3 August
Pattern of deterioration is a comment I've heard made about certain autistic people. I feel that describes me. The pattern I'm noticing is not visible to anyone but me and that is terribly painful. Would it help me if it was apparent?
I have felt the pattern repeating each time I've needed to express concerns about my wellbeing which has always resulted in a mystifyingly weak response allowing my crisis to deteriorate over my adult life. I didn't know I wasn't making things clear.
I also didn't know (until much later) that this was actually a crisis. I'd told the GP what I could, I'd sought and had counselling (a lot over the years) and worked so hard to be responsible. I absolutely believed I was doing everything I could.
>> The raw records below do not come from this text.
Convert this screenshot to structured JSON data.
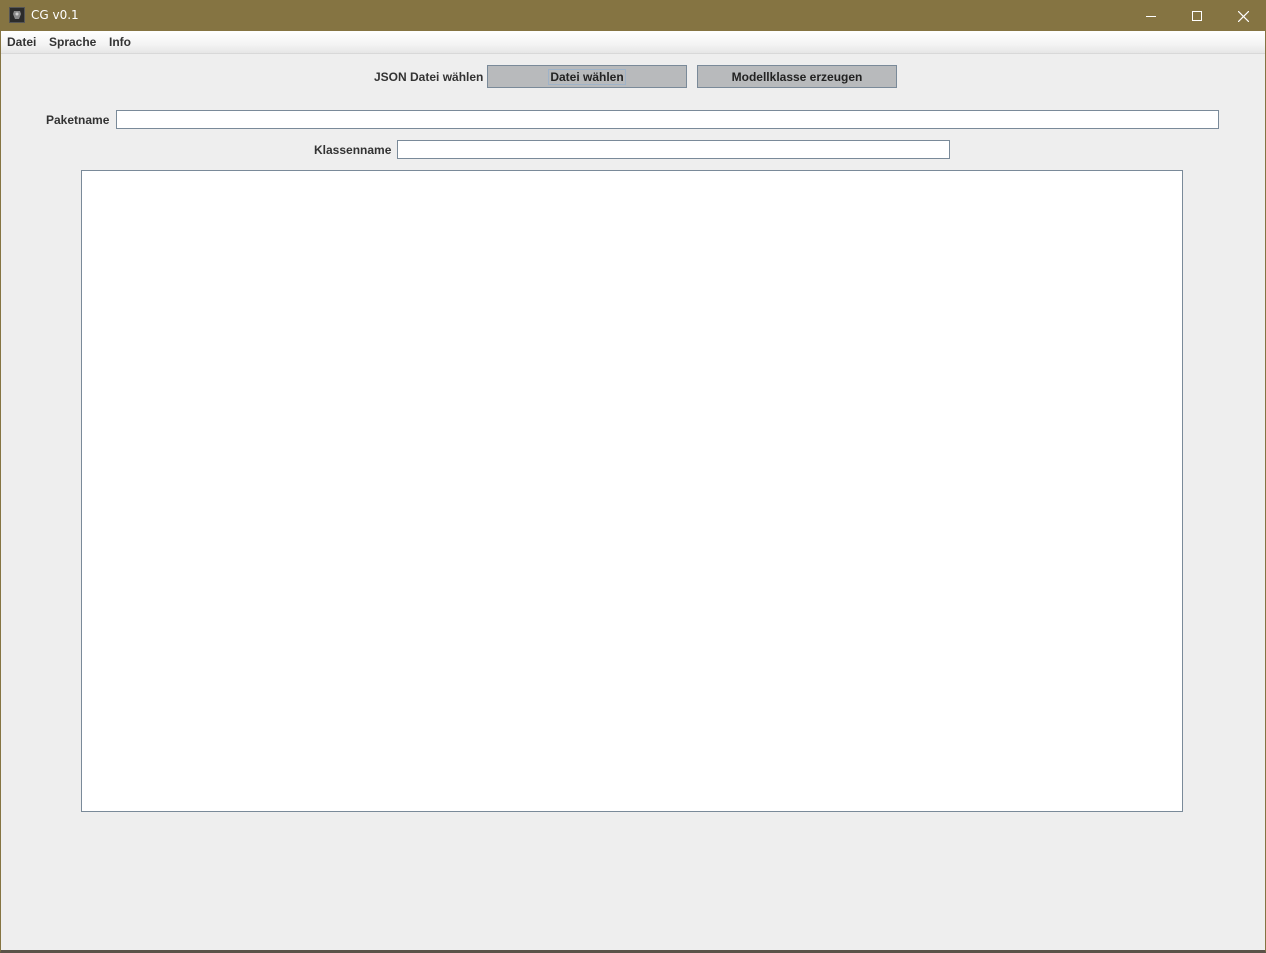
{
  "window": {
    "title": "CG v0.1",
    "controls": {
      "minimize": "minimize-icon",
      "maximize": "maximize-icon",
      "close": "close-icon"
    }
  },
  "menu": {
    "items": [
      {
        "label": "Datei"
      },
      {
        "label": "Sprache"
      },
      {
        "label": "Info"
      }
    ]
  },
  "form": {
    "json_label": "JSON Datei wählen",
    "choose_button": "Datei wählen",
    "generate_button": "Modellklasse erzeugen",
    "package_label": "Paketname",
    "package_value": "",
    "class_label": "Klassenname",
    "class_value": "",
    "output_value": ""
  },
  "colors": {
    "titlebar": "#857442",
    "background": "#eeeeee",
    "button": "#b8babc",
    "border": "#7a8a99"
  }
}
Each visit to the GP was about something which on it's own didn't sound significant. But I didn't know that I was already in a mess much worse than I could show. In my 20s I had a burnout and was chronically stressed.
I didn't know what I needed or how to say it.
I needed to express that I didn't have the right tools to look after myself properly and that it was having a drastic impact on my health. I wouldn't have got anywhere if I'd said it out loud, but if I'd at least known, I could have trusted myself more when professionals seemed unhelpful.
The pattern of deterioration is important because if I could see it acknowledged in my medical notes it's lasted 40 years or more, I'd be less afraid of being judged to have not looked after myself properly. With so much pressure around claiming benefits this is a massive fear.